Deux nouvelles voies sur le Gros-Bras tout juste à temps pour le Trad Pow Wow !

PA dans la traverse qui marque le début de la 3e longueur de la voie Le troisième lien sur le Gros-Bras, Parc National des Grands-Jardins. Photo: Marc-Olivier Arcand

Par Pierre-Alexandre Paquet

Le Gros-Bras est parcouru d’une douzaine d’itinéraires de difficulté modérée (moins de 5.10). Cet article donne des précisions au sujet de l’ouverture à partir du bas et du tracé de deux nouvelles voies, dont l’une offrant ce qui est à mon goût la plus belle longueur en 5.8 de la montagne après Valérie Rêverie. L’autre voie a aussi beaucoup de caractère : elle offre une aventure sauvage dans un 5.10 abordable avec en alternance des passages de cheminée et des pas plus aériens.

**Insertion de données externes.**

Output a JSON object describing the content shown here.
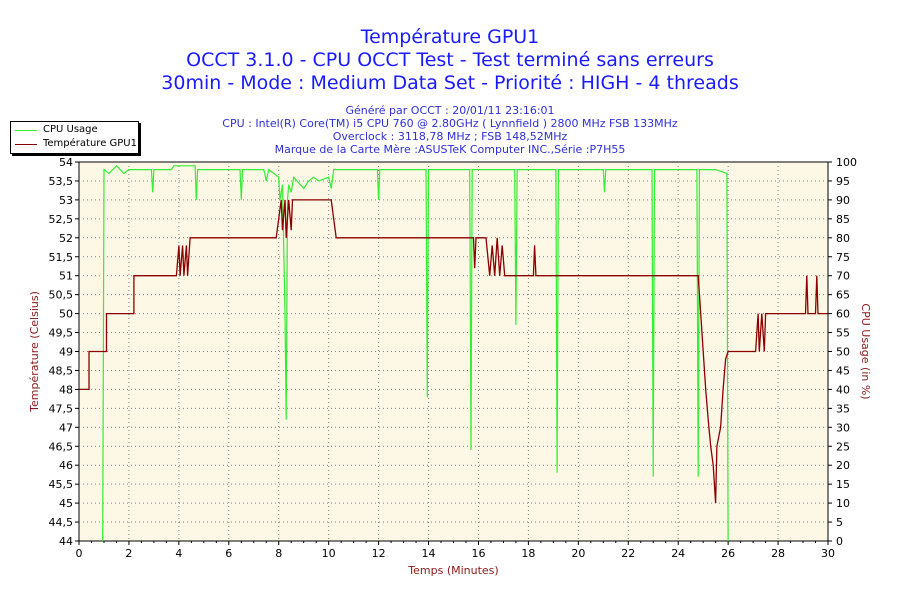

Samedi le 1 septembre 2018. Le décompte précédant le Trad Pow Wow amorcé, j’ai cru bon aller purger de ses blocs les plus instables et dangereux la voie Jeu de jenga ouverte en compagnie d’Alain Simard et de Charles Lacroix deux ans auparavant, lors de l’édition 2016 dudit TPW. À 7h40, j’embarque Marc-Olivier Arcand, mon partner pour la journée, et à 8h, dès l’ouverture, nous sommes dans les rayons du Canadian Tire de Beauport à débattre du rapport qualité-prix des barres à clou/pieds de biche qui s’y trouvent. Notre grimpe commencera assez tard après plusieurs autres arrêts pour le café, la gazoline, les p’tites sandwiches, pis toute, pis toute.

Considérant l’heure, pas le temps de niaiser. Nous décidons de grimper Sinus sur quelques longueurs avant de redescendre dans Jeu de jenga et de se mettre au travail. Une fois la première longueur gravie, je remarque les évidentes fissures qui scindent le mur de gauche, juste au-dessus des pitons du premier relais. Le problème c’est que Marc-O et moi ignorons encore s’il est possible de tourner le coin là où les fissures s’arrêtent dans le but de rejoindre le dièdre de Jeu de jenga. Je décide d’y aller malgré ces informations manquantes : si ça pouvait bien passer, nous sauverions un temps fou, de la grimpe inutile dans Sinus en tirant du matériel lourd et des rappels compliqués. Ce qui allait devenir la première longueur de la voie Le troisième lien emprunte deux sublimes, quoique courtes fissures à mains entrecoupées d’un pas à gauche qui, lui, est agrémenté de prises franches. Au final, le coin se contourne facilement sur la gauche. Il y a même une petite vire confortable pour le relais qui se pose dans un dièdre affamé de protections (c’est le dièdre de Jeu de jenga au-dessus de la section lousse). Comme la nature fait bien les choses parfois ! La longueur est courte (15m) mais la grimpe y est d’excellente qualité. Pour ceux qui souhaitent continuer dans la voie Le troisième lien, le relais s’impose à cause du tirage. Sinon vous pouvez envisager de continuer dans Jeu de jenga et faire le relais 10-15 mètres plus haut sur une petite vire gazonnée. À cette hauteur, les rochers instables qui donnent la cotation « X » à Jeu de jenga se trouvent déjà sous vos pieds. Enchaîner la prochaine longueur de Jeu qui comporte une dalle technique et une traversée aérienne aboutissant dans Sinus devient donc une proposition intéressante et sécuritaire.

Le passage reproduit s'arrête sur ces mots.